Professor Wolfgang Kromp
Werkstoff-Physiker

„Schlicht und einfach sind das Reaktoren der älteren Generation, die man möglichst bald loswerden muss. Das ist eine Übergangstechnologie gewesen, die natürlich zuerst weg vom Netz gehört. Und hier noch glauben Leistungserhöhung machen zu müssen, wo man dann geringere Sicherheitsmargen auf alle Fälle hat, das halte ich für nicht verantwortbar."

Im Zentrum der Leistungserhöhung steht der Reaktordruckbehälter. Die Kernspaltung in den Brennelementen erhitzt hier Wasser. Der heiße Dampf wird zur Stromerzeugung genutzt.

Geplant ist nun, die Kernspaltung in den Brennelementen zu steigern und gleichzeitig mehr Wasser in den Druckbehälter zu pumpen. Die Folge: mehr Dampf, mehr Atomstrom – und damit auch Belastungen, für die das Kernkraftwerk nicht ausgelegt wurde.

Professor Wolfgang Kromp
Werkstoff-Physiker

„Ich habe erhöhte mechanische Belastung durch das durchfließende Wasser, mehr Vibrationen, mehr Druck. Ich habe mehr Strahlung. Mehr Strahlung heißt mehr Neutronenstrahlung. Neutronen wirken Werkstoff schädigend, das kann eine erhöhte Rissanfälligkeit bedeuten, erhöhte Sprödbruchanfälligkeit, das kann letztlich von kleineren Komponenten bis zur Zerstörung des Reaktordruckbehälters führen, und das würde dann einen Schwerstunfall bedeuten."

Gefahren, vor denen das CSU-geführte Umweltministerium in München die Augen verschließt. Es ist zuständig für die Genehmigung der Leistungssteigerung. Auch hier antwortet man uns nur schriftlich:
„Die Entscheidung wird nach Recht und Gesetz getroffen, das Genehmigungsverfahren ist nicht abgeschlossen."

Was die bayerische Regierung verschweigt: Sie hat die Atomstrom-Ausweitung in Gundremmingen längst befürwortet. Wie KONTRASTE herausfand schickten die Bayern im Juni 2012 einen Genehmigungsentwurf an das Bundesumweltministerium. Gestützt auf Gutachten des TÜV Süd, die Kontraste vorliegen. Im Anschreiben mahnt das CSU-Ministerium „eine zügige Durchführung der bundesaufsichtlichen Prüfungen" an.

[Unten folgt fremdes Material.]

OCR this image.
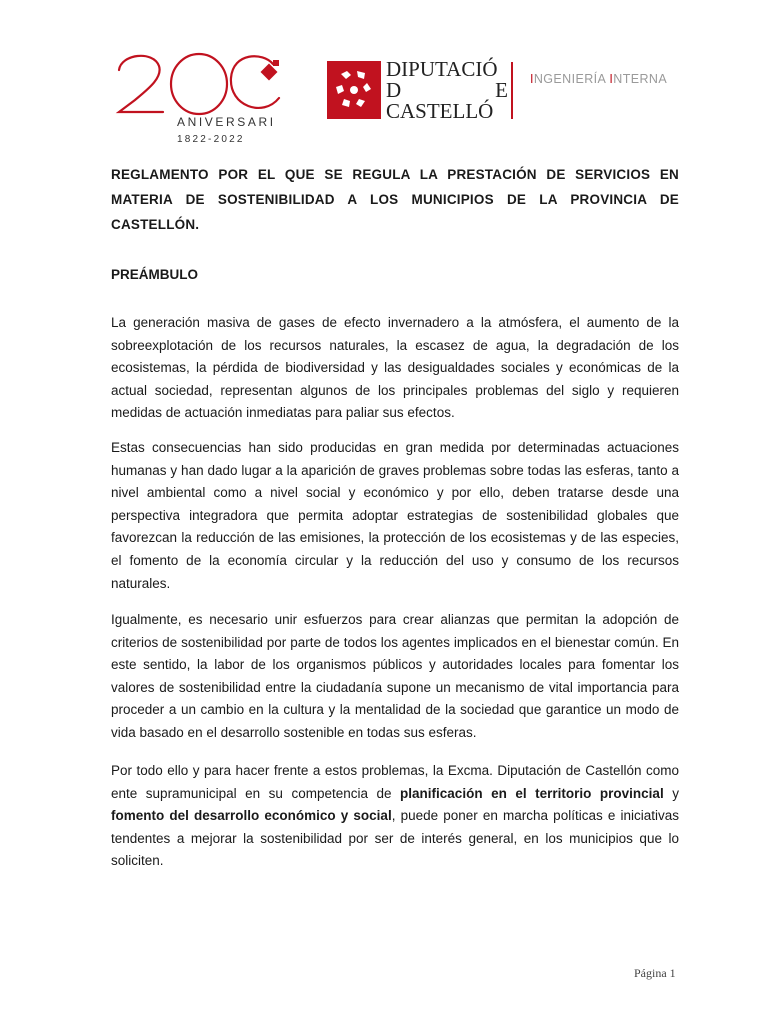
ANIVERSARI
1822-2022
DIPUTACIÓ
D	E
CASTELLÓ
INGENIERÍA INTERNA
REGLAMENTO POR EL QUE SE REGULA LA PRESTACIÓN DE SERVICIOS EN MATERIA DE SOSTENIBILIDAD A LOS MUNICIPIOS DE LA PROVINCIA DE CASTELLÓN.
PREÁMBULO

La generación masiva de gases de efecto invernadero a la atmósfera, el aumento de la sobreexplotación de los recursos naturales, la escasez de agua, la degradación de los ecosistemas, la pérdida de biodiversidad y las desigualdades sociales y económicas de la actual sociedad, representan algunos de los principales problemas del siglo y requieren medidas de actuación inmediatas para paliar sus efectos.

Estas consecuencias han sido producidas en gran medida por determinadas actuaciones humanas y han dado lugar a la aparición de graves problemas sobre todas las esferas, tanto a nivel ambiental como a nivel social y económico y por ello, deben tratarse desde una perspectiva integradora que permita adoptar estrategias de sostenibilidad globales que favorezcan la reducción de las emisiones, la protección de los ecosistemas y de las especies, el fomento de la economía circular y la reducción del uso y consumo de los recursos naturales.

Igualmente, es necesario unir esfuerzos para crear alianzas que permitan la adopción de criterios de sostenibilidad por parte de todos los agentes implicados en el bienestar común. En este sentido, la labor de los organismos públicos y autoridades locales para fomentar los valores de sostenibilidad entre la ciudadanía supone un mecanismo de vital importancia para proceder a un cambio en la cultura y la mentalidad de la sociedad que garantice un modo de vida basado en el desarrollo sostenible en todas sus esferas.

Por todo ello y para hacer frente a estos problemas, la Excma. Diputación de Castellón como ente supramunicipal en su competencia de planificación en el territorio provincial y fomento del desarrollo económico y social, puede poner en marcha políticas e iniciativas tendentes a mejorar la sostenibilidad por ser de interés general, en los municipios que lo soliciten.

Página 1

Denn schließlich bedeutet jeder Tag mit mehr Atomstrom für die Betreiber bares Geld. Wir zeigen die Gutachten, mit denen Bayern die Leistungserhöhung durchwinken will, Dieter Majer. Bis vor zwei Jahren war er Spitzenbeamter im Bundesumweltministerium, zuständig für die Sicherheit von Atomanlagen, auch von Gundremmingen. Das Ausreizen der Meiler zu genehmigen, hält er für fahrlässig.

Dieter Majer
Ministerialdirigent a.D. im Bundesumweltministerium

„Man tut nicht das, was im Rahmen der bestmöglichen Schadensvorsorge erforderlich ist, oder anders ausgedrückt: Man geht Risiken ein, unnötige Risiken ein, die man nicht eingehen sollte und auch nicht eingehen darf."

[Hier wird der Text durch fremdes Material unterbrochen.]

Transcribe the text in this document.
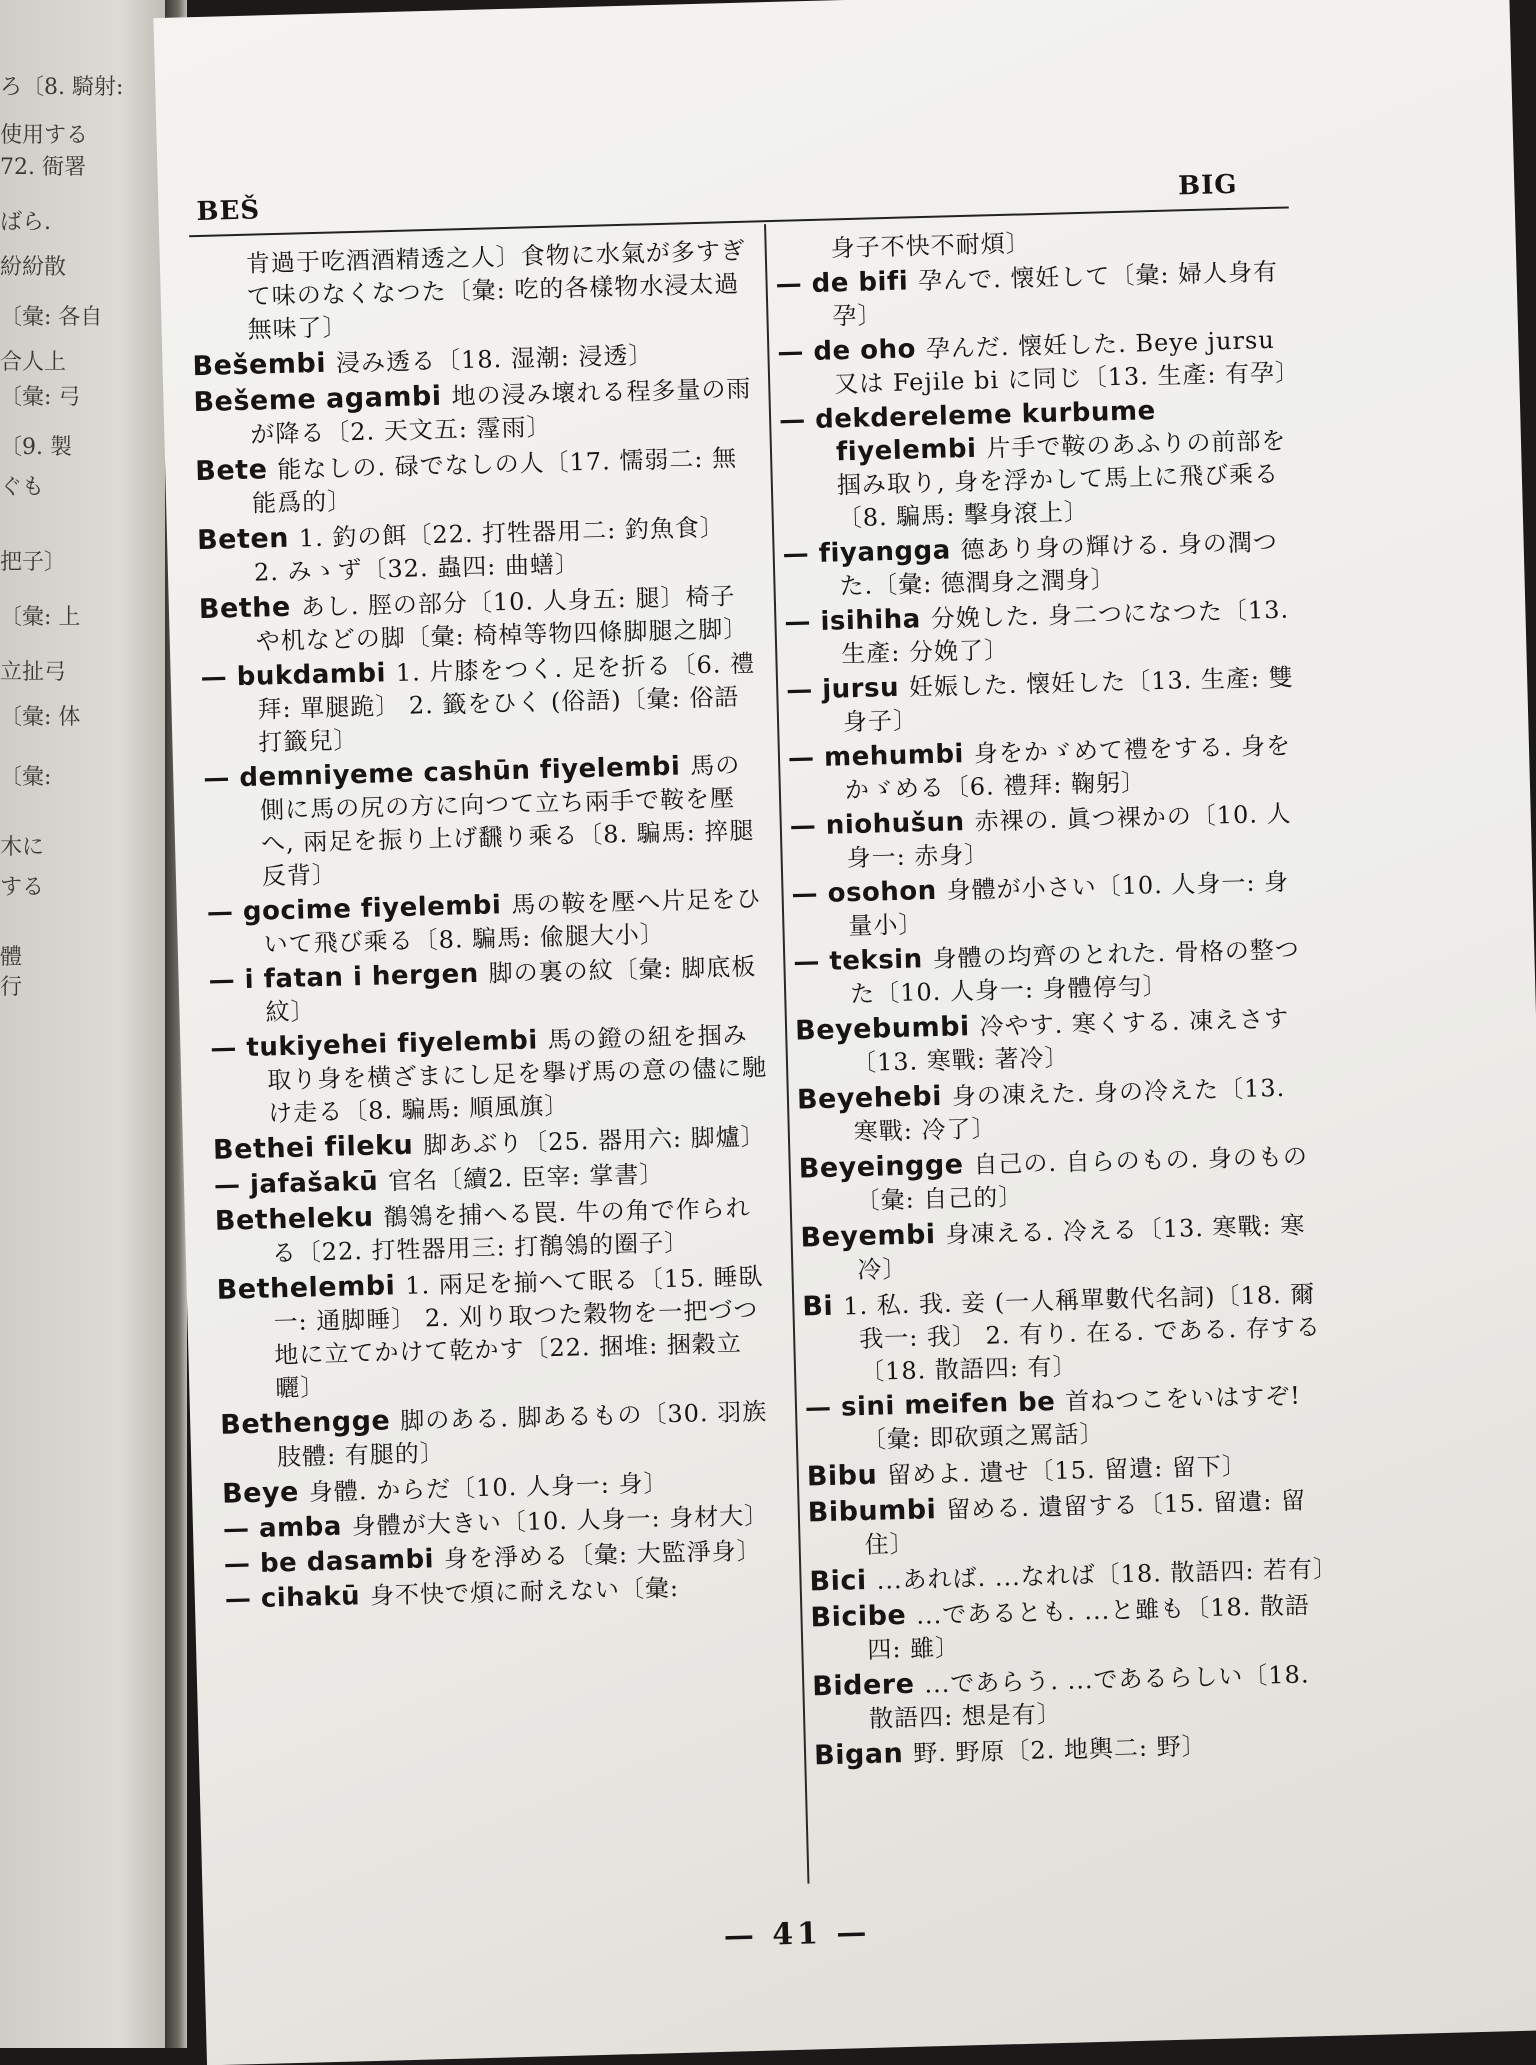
ろ〔8. 騎射:
使用する
72. 衙署
ばら.
紛紛散
〔彙: 各自
合人上
〔彙: 弓
〔9. 製
ぐも
把子〕
〔彙: 上
立扯弓
〔彙: 体
〔彙:
木に
する
體
行
BEŠ
BIG
肯過于吃酒酒精透之人〕食物に水氣が多すぎて味のなくなつた〔彙: 吃的各樣物水浸太過無味了〕
Bešembi 浸み透る〔18. 湿潮: 浸透〕
Bešeme agambi 地の浸み壞れる程多量の雨が降る〔2. 天文五: 霪雨〕
Bete 能なしの. 碌でなしの人〔17. 懦弱二: 無能爲的〕
Beten 1. 釣の餌〔22. 打牲器用二: 釣魚食〕 2. みゝず〔32. 蟲四: 曲蟮〕
Bethe あし. 脛の部分〔10. 人身五: 腿〕椅子や机などの脚〔彙: 椅棹等物四條脚腿之脚〕
— bukdambi 1. 片膝をつく. 足を折る〔6. 禮拜: 單腿跪〕 2. 籤をひく (俗語)〔彙: 俗語打籤兒〕
— demniyeme cashūn fiyelembi 馬の側に馬の尻の方に向つて立ち兩手で鞍を壓へ, 兩足を振り上げ飜り乘る〔8. 騙馬: 捽腿反背〕
— gocime fiyelembi 馬の鞍を壓へ片足をひいて飛び乘る〔8. 騙馬: 偸腿大小〕
— i fatan i hergen 脚の裏の紋〔彙: 脚底板紋〕
— tukiyehei fiyelembi 馬の鐙の紐を掴み取り身を横ざまにし足を擧げ馬の意の儘に馳け走る〔8. 騙馬: 順風旗〕
Bethei fileku 脚あぶり〔25. 器用六: 脚爐〕
— jafašakū 官名〔續2. 臣宰: 掌書〕
Betheleku 鶺鴒を捕へる罠. 牛の角で作られる〔22. 打牲器用三: 打鶺鴒的圈子〕
Bethelembi 1. 兩足を揃へて眠る〔15. 睡臥一: 通脚睡〕 2. 刈り取つた穀物を一把づつ地に立てかけて乾かす〔22. 捆堆: 捆穀立曬〕
Bethengge 脚のある. 脚あるもの〔30. 羽族肢體: 有腿的〕
Beye 身體. からだ〔10. 人身一: 身〕
— amba 身體が大きい〔10. 人身一: 身材大〕
— be dasambi 身を淨める〔彙: 大監淨身〕
— cihakū 身不快で煩に耐えない〔彙:
身子不快不耐煩〕
— de bifi 孕んで. 懐妊して〔彙: 婦人身有孕〕
— de oho 孕んだ. 懐妊した. Beye jursu 又は Fejile bi に同じ〔13. 生產: 有孕〕
— dekdereleme kurbume fiyelembi 片手で鞍のあふりの前部を掴み取り, 身を浮かして馬上に飛び乘る〔8. 騙馬: 擊身滾上〕
— fiyangga 德あり身の輝ける. 身の潤つた.〔彙: 德潤身之潤身〕
— isihiha 分娩した. 身二つになつた〔13. 生產: 分娩了〕
— jursu 妊娠した. 懐妊した〔13. 生產: 雙身子〕
— mehumbi 身をかゞめて禮をする. 身をかゞめる〔6. 禮拜: 鞠躬〕
— niohušun 赤裸の. 眞つ裸かの〔10. 人身一: 赤身〕
— osohon 身體が小さい〔10. 人身一: 身量小〕
— teksin 身體の均齊のとれた. 骨格の整つた〔10. 人身一: 身體停勻〕
Beyebumbi 冷やす. 寒くする. 凍えさす〔13. 寒戰: 著冷〕
Beyehebi 身の凍えた. 身の冷えた〔13. 寒戰: 冷了〕
Beyeingge 自己の. 自らのもの. 身のもの〔彙: 自己的〕
Beyembi 身凍える. 冷える〔13. 寒戰: 寒冷〕
Bi 1. 私. 我. 妾 (一人稱單數代名詞)〔18. 爾我一: 我〕 2. 有り. 在る. である. 存する〔18. 散語四: 有〕
— sini meifen be 首ねつこをいはすぞ!〔彙: 即砍頭之罵話〕
Bibu 留めよ. 遺せ〔15. 留遺: 留下〕
Bibumbi 留める. 遺留する〔15. 留遺: 留住〕
Bici ...あれば. ...なれば〔18. 散語四: 若有〕
Bicibe ...であるとも. ...と雖も〔18. 散語四: 雖〕
Bidere ...であらう. ...であるらしい〔18. 散語四: 想是有〕
Bigan 野. 野原〔2. 地輿二: 野〕
— 41 —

Die Opposition in Bayern ist empört. Sie wirft der CSU bei der Energiewende ein falsches Spiel vor.

Christian Ude (SPD)
Spitzenkandidat Bayern

„Der Ausstieg aus der Atomenergie wird schon wieder durch Einzelentscheidung konterkariert. Und zwar durch Einzelentscheidungen, die gar nicht notwendig und energiepolitisch sinnvoll sind. Das ist nur eine Geldmacherei für die beiden beteiligten Mitinhaber."

Wir hätten auch gerne Horst Seehofer gesprochen, jenen Mann, der Bayern beim Atomausstieg ganz nach vorne bringen wollte.

KONTRASTE
„Guten Tag Herr Ministerpräsident, wir sind von KONTRASTE. Wir hätten eine kurze Frage zum Kernkraftwerk Gundremmingen. Warum wollen sie denn da genehmigen, dass die Atomkraft ausgeweitet wird?"
Mitarbeiterin von Horst Seehofer (CSU)
„Das geht jetzt nicht, das geht jetzt nicht…"

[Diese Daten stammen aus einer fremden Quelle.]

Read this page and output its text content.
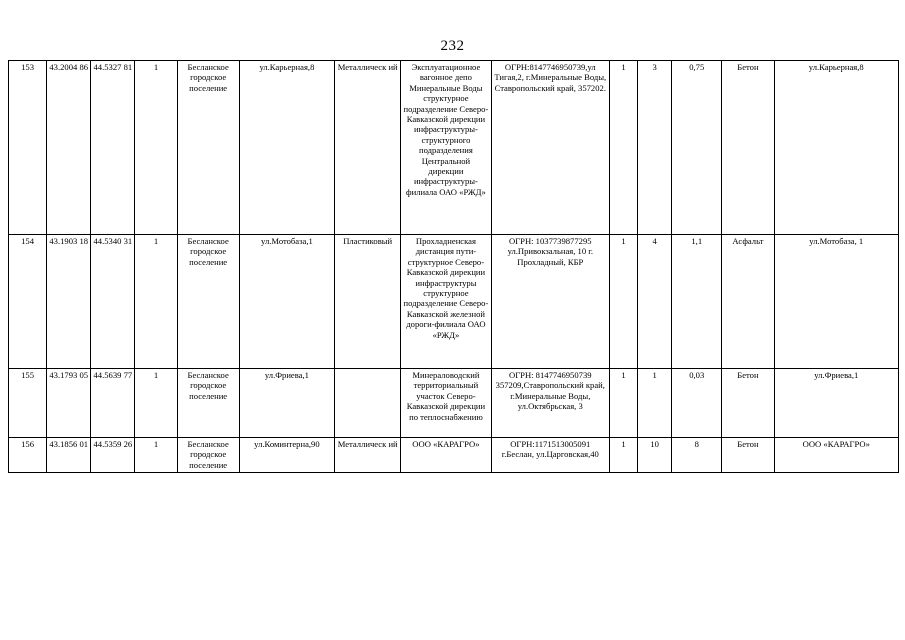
232
153	43.2004 86	44.5327 81	1	Бесланское городское поселение	ул.Карьерная,8	Металлическ ий	Эксплуатационное вагонное депо Минеральные Воды структурное подразделение Северо-Кавказской дирекции инфраструктуры-структурного подразделения Центральной дирекции инфраструктуры-филиала ОАО «РЖД»	ОГРН:8147746950739,ул Тигая,2, г.Минеральные Воды, Ставропольский край, 357202.	1	3	0,75	Бетон	ул.Карьерная,8
154	43.1903 18	44.5340 31	1	Бесланское городское поселение	ул.Мотобаза,1	Пластиковый	Прохладненская дистанция пути-структурное Северо-Кавказской дирекции инфраструктуры структурное подразделение Северо-Кавказской железной дороги-филиала ОАО «РЖД»	ОГРН: 1037739877295 ул.Привокзальная, 10 г. Прохладный, КБР	1	4	1,1	Асфальт	ул.Мотобаза, 1
155	43.1793 05	44.5639 77	1	Бесланское городское поселение	ул.Фриева,1		Минераловодский территориальный участок Северо-Кавказской дирекции по теплоснабжению	ОГРН: 8147746950739 357209,Ставропольский край, г.Минеральные Воды, ул.Октябрьская, 3	1	1	0,03	Бетон	ул.Фриева,1
156	43.1856 01	44.5359 26	1	Бесланское городское поселение	ул.Коминтерна,90	Металлическ ий	ООО «КАРАГРО»	ОГРН:1171513005091 г.Беслан, ул.Царговская,40	1	10	8	Бетон	ООО «КАРАГРО»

Auch eine schriftliche Anfrage für ein Interview hatte Seehofer abgelehnt. Still und heimlich werden die Weichen für Gundremmingen gestellt: mehr Atomstrom, mehr nuklearer Abfall und weniger Sicherheit.

Horst Seehofer (CSU)
Ministerpräsident Bayern

„Sie dürfen davon ausgehen, dass Bayern da ganz vorne marschieren wird!"